Thankfully, while the crowd was never going to huge, there was a fair smattering of people inside the ground. Most seemed to be congregated around a block down one side housing the changing rooms and tea bar. The tea bar was cheerfully manned by a Bert & Doris type man and wife team, with her doing the cooking, and him taking the orders on a little notepad, and handling raffle-style tickets with the order number on to the customers. In truth they may not have been married, and they almost certainly weren’t called Bert and Doris, but with a bygone feel to the operation, it was like being back in the 50s. OK, I have no idea what the 50s were really like, but in my mind they were like Flackwell Heath’s tea bar. With it emanating warmth of all kinds onto the covered terrace in front, it must have be one of the most cosiest spots in non-league football on yesterday’s cold afternoon.

Flackwell Heath.
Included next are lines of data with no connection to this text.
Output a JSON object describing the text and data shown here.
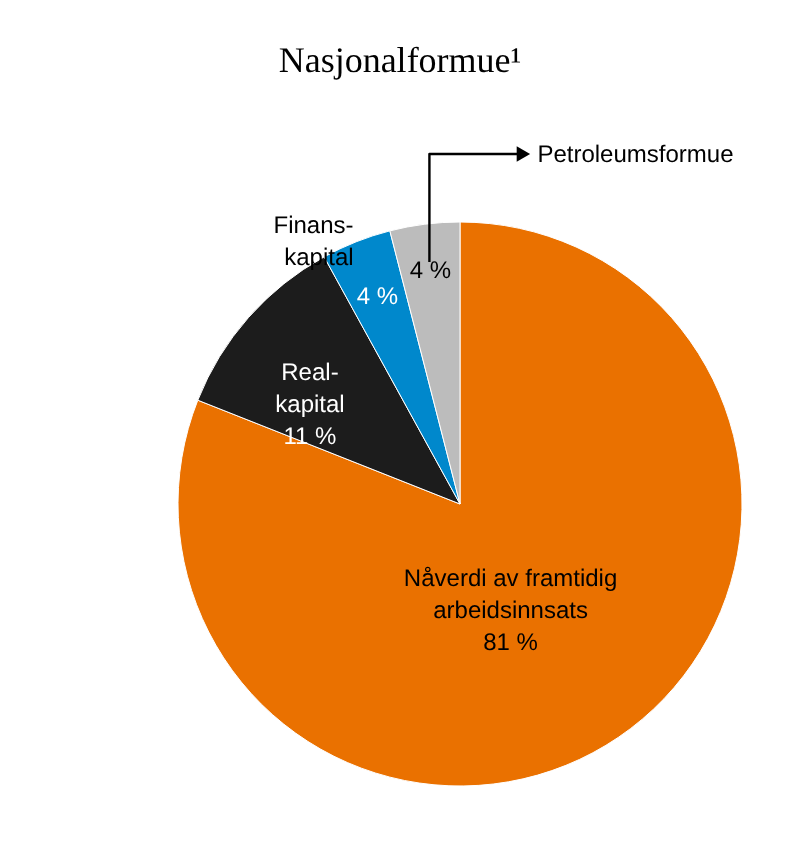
{
  "chart_data": {
    "type": "pie",
    "title": "Nasjonalformue¹",
    "categories": [
      "Nåverdi av framtidig\narbeidsinnsats",
      "Real-\nkapital",
      "Finans-\nkapital",
      "Petroleumsformue"
    ],
    "values": [
      81,
      11,
      4,
      4
    ],
    "value_labels": [
      "81 %",
      "11 %",
      "4 %",
      "4 %"
    ],
    "colors": [
      "#ea7100",
      "#1c1c1c",
      "#0088cc",
      "#bcbcbc"
    ]
  }
}
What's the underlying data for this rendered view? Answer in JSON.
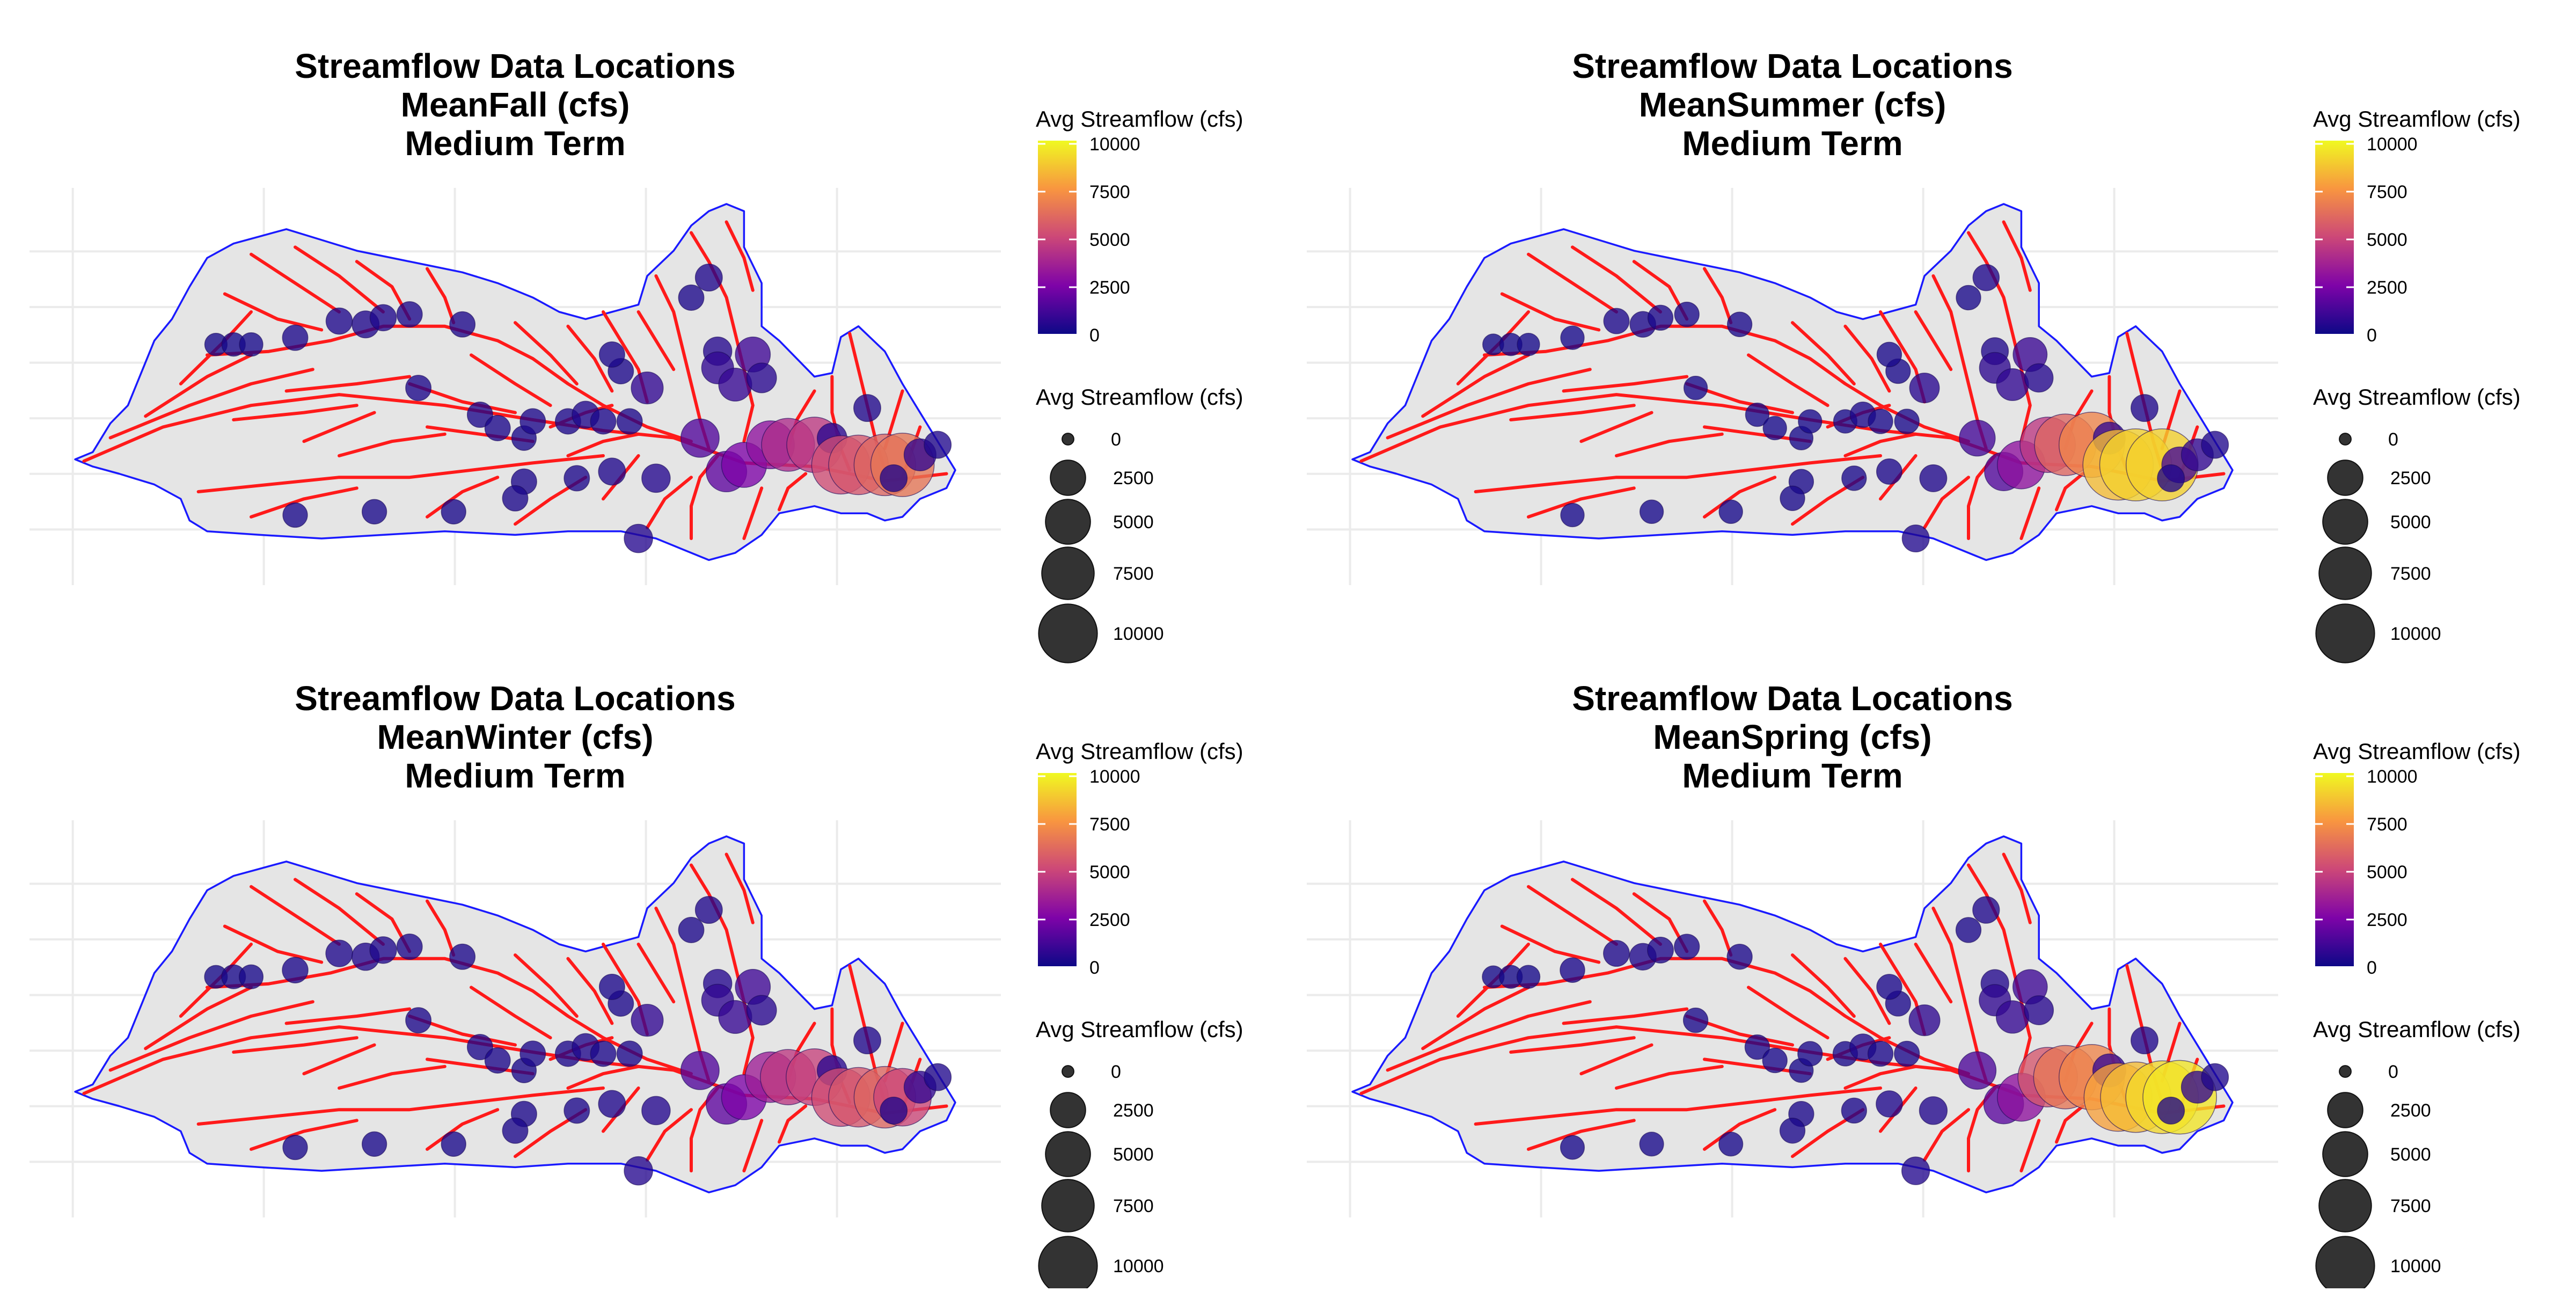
{
  "panels": [
    {
      "id": "fall",
      "title_line1": "Streamflow Data Locations",
      "title_line2": "MeanFall (cfs)",
      "title_line3": "Medium Term"
    },
    {
      "id": "summer",
      "title_line1": "Streamflow Data Locations",
      "title_line2": "MeanSummer (cfs)",
      "title_line3": "Medium Term"
    },
    {
      "id": "winter",
      "title_line1": "Streamflow Data Locations",
      "title_line2": "MeanWinter (cfs)",
      "title_line3": "Medium Term"
    },
    {
      "id": "spring",
      "title_line1": "Streamflow Data Locations",
      "title_line2": "MeanSpring (cfs)",
      "title_line3": "Medium Term"
    }
  ],
  "legend": {
    "color_title": "Avg Streamflow (cfs)",
    "size_title": "Avg Streamflow (cfs)",
    "color_ticks": [
      "10000",
      "7500",
      "5000",
      "2500",
      "0"
    ],
    "size_ticks": [
      "0",
      "2500",
      "5000",
      "7500",
      "10000"
    ]
  },
  "colors": {
    "watershed_fill": "#e5e5e5",
    "watershed_outline": "#1a1aff",
    "streams": "#ff1a1a",
    "grid": "#ebebeb",
    "size_key": "#333333",
    "scale_stops": [
      "#0d0887",
      "#7e03a8",
      "#cc4778",
      "#f89540",
      "#f0f921"
    ]
  },
  "map_data": {
    "type": "bubble-map",
    "scale": "plasma",
    "scale_range": [
      0,
      10000
    ],
    "stations": [
      {
        "lon": 0.16,
        "lat": 0.42,
        "fall": 150,
        "summer": 100,
        "winter": 170,
        "spring": 130
      },
      {
        "lon": 0.18,
        "lat": 0.42,
        "fall": 200,
        "summer": 150,
        "winter": 220,
        "spring": 180
      },
      {
        "lon": 0.2,
        "lat": 0.42,
        "fall": 200,
        "summer": 150,
        "winter": 220,
        "spring": 180
      },
      {
        "lon": 0.25,
        "lat": 0.4,
        "fall": 300,
        "summer": 200,
        "winter": 320,
        "spring": 260
      },
      {
        "lon": 0.3,
        "lat": 0.35,
        "fall": 350,
        "summer": 300,
        "winter": 380,
        "spring": 330
      },
      {
        "lon": 0.33,
        "lat": 0.36,
        "fall": 400,
        "summer": 320,
        "winter": 420,
        "spring": 380
      },
      {
        "lon": 0.35,
        "lat": 0.34,
        "fall": 350,
        "summer": 280,
        "winter": 380,
        "spring": 330
      },
      {
        "lon": 0.38,
        "lat": 0.33,
        "fall": 300,
        "summer": 250,
        "winter": 300,
        "spring": 280
      },
      {
        "lon": 0.44,
        "lat": 0.36,
        "fall": 300,
        "summer": 250,
        "winter": 300,
        "spring": 280
      },
      {
        "lon": 0.39,
        "lat": 0.55,
        "fall": 300,
        "summer": 200,
        "winter": 300,
        "spring": 250
      },
      {
        "lon": 0.46,
        "lat": 0.63,
        "fall": 300,
        "summer": 200,
        "winter": 300,
        "spring": 250
      },
      {
        "lon": 0.48,
        "lat": 0.67,
        "fall": 300,
        "summer": 200,
        "winter": 300,
        "spring": 250
      },
      {
        "lon": 0.51,
        "lat": 0.7,
        "fall": 250,
        "summer": 200,
        "winter": 250,
        "spring": 220
      },
      {
        "lon": 0.52,
        "lat": 0.65,
        "fall": 300,
        "summer": 200,
        "winter": 300,
        "spring": 250
      },
      {
        "lon": 0.56,
        "lat": 0.65,
        "fall": 300,
        "summer": 200,
        "winter": 300,
        "spring": 250
      },
      {
        "lon": 0.58,
        "lat": 0.63,
        "fall": 400,
        "summer": 300,
        "winter": 400,
        "spring": 350
      },
      {
        "lon": 0.6,
        "lat": 0.65,
        "fall": 300,
        "summer": 250,
        "winter": 300,
        "spring": 280
      },
      {
        "lon": 0.63,
        "lat": 0.65,
        "fall": 300,
        "summer": 250,
        "winter": 300,
        "spring": 280
      },
      {
        "lon": 0.62,
        "lat": 0.5,
        "fall": 300,
        "summer": 250,
        "winter": 300,
        "spring": 280
      },
      {
        "lon": 0.61,
        "lat": 0.45,
        "fall": 300,
        "summer": 250,
        "winter": 300,
        "spring": 280
      },
      {
        "lon": 0.65,
        "lat": 0.55,
        "fall": 800,
        "summer": 600,
        "winter": 800,
        "spring": 700
      },
      {
        "lon": 0.7,
        "lat": 0.28,
        "fall": 300,
        "summer": 250,
        "winter": 300,
        "spring": 280
      },
      {
        "lon": 0.72,
        "lat": 0.22,
        "fall": 400,
        "summer": 350,
        "winter": 400,
        "spring": 380
      },
      {
        "lon": 0.73,
        "lat": 0.44,
        "fall": 500,
        "summer": 400,
        "winter": 500,
        "spring": 450
      },
      {
        "lon": 0.73,
        "lat": 0.49,
        "fall": 800,
        "summer": 700,
        "winter": 800,
        "spring": 750
      },
      {
        "lon": 0.75,
        "lat": 0.54,
        "fall": 900,
        "summer": 800,
        "winter": 900,
        "spring": 850
      },
      {
        "lon": 0.77,
        "lat": 0.45,
        "fall": 1100,
        "summer": 1000,
        "winter": 1100,
        "spring": 1050
      },
      {
        "lon": 0.78,
        "lat": 0.52,
        "fall": 600,
        "summer": 500,
        "winter": 600,
        "spring": 550
      },
      {
        "lon": 0.71,
        "lat": 0.7,
        "fall": 1500,
        "summer": 1200,
        "winter": 1500,
        "spring": 1400
      },
      {
        "lon": 0.74,
        "lat": 0.8,
        "fall": 1800,
        "summer": 1500,
        "winter": 1800,
        "spring": 1700
      },
      {
        "lon": 0.76,
        "lat": 0.78,
        "fall": 2500,
        "summer": 3000,
        "winter": 2500,
        "spring": 3000
      },
      {
        "lon": 0.79,
        "lat": 0.72,
        "fall": 3000,
        "summer": 4500,
        "winter": 3500,
        "spring": 5500
      },
      {
        "lon": 0.81,
        "lat": 0.72,
        "fall": 4000,
        "summer": 6000,
        "winter": 4500,
        "spring": 6500
      },
      {
        "lon": 0.84,
        "lat": 0.72,
        "fall": 4500,
        "summer": 7000,
        "winter": 4800,
        "spring": 7000
      },
      {
        "lon": 0.86,
        "lat": 0.7,
        "fall": 600,
        "summer": 800,
        "winter": 600,
        "spring": 900
      },
      {
        "lon": 0.87,
        "lat": 0.78,
        "fall": 5200,
        "summer": 8500,
        "winter": 5200,
        "spring": 7800
      },
      {
        "lon": 0.89,
        "lat": 0.78,
        "fall": 5500,
        "summer": 9000,
        "winter": 5500,
        "spring": 8500
      },
      {
        "lon": 0.92,
        "lat": 0.78,
        "fall": 6000,
        "summer": 9000,
        "winter": 6000,
        "spring": 9200
      },
      {
        "lon": 0.94,
        "lat": 0.78,
        "fall": 6500,
        "summer": 1200,
        "winter": 5000,
        "spring": 9500
      },
      {
        "lon": 0.9,
        "lat": 0.61,
        "fall": 400,
        "summer": 400,
        "winter": 400,
        "spring": 400
      },
      {
        "lon": 0.96,
        "lat": 0.75,
        "fall": 800,
        "summer": 800,
        "winter": 800,
        "spring": 800
      },
      {
        "lon": 0.98,
        "lat": 0.72,
        "fall": 400,
        "summer": 400,
        "winter": 400,
        "spring": 400
      },
      {
        "lon": 0.93,
        "lat": 0.82,
        "fall": 400,
        "summer": 400,
        "winter": 400,
        "spring": 400
      },
      {
        "lon": 0.66,
        "lat": 0.82,
        "fall": 500,
        "summer": 400,
        "winter": 500,
        "spring": 450
      },
      {
        "lon": 0.61,
        "lat": 0.8,
        "fall": 400,
        "summer": 300,
        "winter": 400,
        "spring": 350
      },
      {
        "lon": 0.57,
        "lat": 0.82,
        "fall": 300,
        "summer": 250,
        "winter": 300,
        "spring": 280
      },
      {
        "lon": 0.51,
        "lat": 0.83,
        "fall": 300,
        "summer": 250,
        "winter": 300,
        "spring": 280
      },
      {
        "lon": 0.5,
        "lat": 0.88,
        "fall": 300,
        "summer": 250,
        "winter": 300,
        "spring": 280
      },
      {
        "lon": 0.43,
        "lat": 0.92,
        "fall": 250,
        "summer": 200,
        "winter": 250,
        "spring": 220
      },
      {
        "lon": 0.34,
        "lat": 0.92,
        "fall": 250,
        "summer": 200,
        "winter": 250,
        "spring": 220
      },
      {
        "lon": 0.25,
        "lat": 0.93,
        "fall": 250,
        "summer": 200,
        "winter": 250,
        "spring": 220
      },
      {
        "lon": 0.64,
        "lat": 1.0,
        "fall": 500,
        "summer": 400,
        "winter": 500,
        "spring": 450
      }
    ]
  }
}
Wilks Park 02

Opposite was the main stand. Four or five shallow rows of red seats, looking like the bucket seats once found at the front rows at Wembley, make this a stand for those who need to sit down, rather than those seeking a good view. The slightly Wild west style font used to spell Flackwell Heath FC along the fascia hints at this being a very old stand. Its breeze-block construction suggests otherwise.

Both ends are partially covered to about the width of the six yard box, with a couple of steps of terracing providing a token raised view. The northern end slopes downhill in one corner, and this end, on a less murky afternoon, would have presented a picturesque backdrop with the trees and hills behind.

At the southern end, a battle of wills appeared to be taking place, between one person who thought the goal nets should be hooked over the perimeter fence, and somebody else who doesn’t. I arrived to see them hooked up, only to see them unhooked before halftime, with them hooked up again in the 2nd half. Whether it’s someone being mischievous, or two club officials with OCD and differing views on how nets should look, who knows. Or cares, being honest.

Flackwell Heath. Wilks Park 11

It was in this net (hooked up at the time) that both goals were scored, in a five-minute spell early in the first half. Flackwell Heath were above Thame in the table, but Thame started looking much stronger. Flackwell Heath held out for 15 minutes until their keeper spilled a catch, presenting Thame with a gleefully accepted tap-in from 6 yards.

Perhaps unsettled by this, poor defending allowed a Thame forward to break into the box unchallenged five minutes later, and he passed the ball into the net for 2-0.

Talk from the Thame players was about “finishing the game before half-time” and such was their dominance they ought to have done so. Flackwell Heath were struggling to get near the Thame goal, and it took until just before the break for the first real opening. Sadly this shot was spooned high over the bar. Just a minute or so later, a dipping volley just failed to dip enough, but at least it gave the home side some encouragement.

The 2nd half was much more even. Perhaps Thame were sitting on the lead, but at least Flackwell Heath were getting nearer the goal. Sadly most were half rather than real chances. One did appear to hit the post – hard to tell from the other end – but it was mainly about blocked shots and headers over the bar.

So Flackwell Heath might not have gained any points from this game, but at least I got answers to my youthful curiosity about the place. I can’t imagine the home side thinking that a worthwhile trade-off though.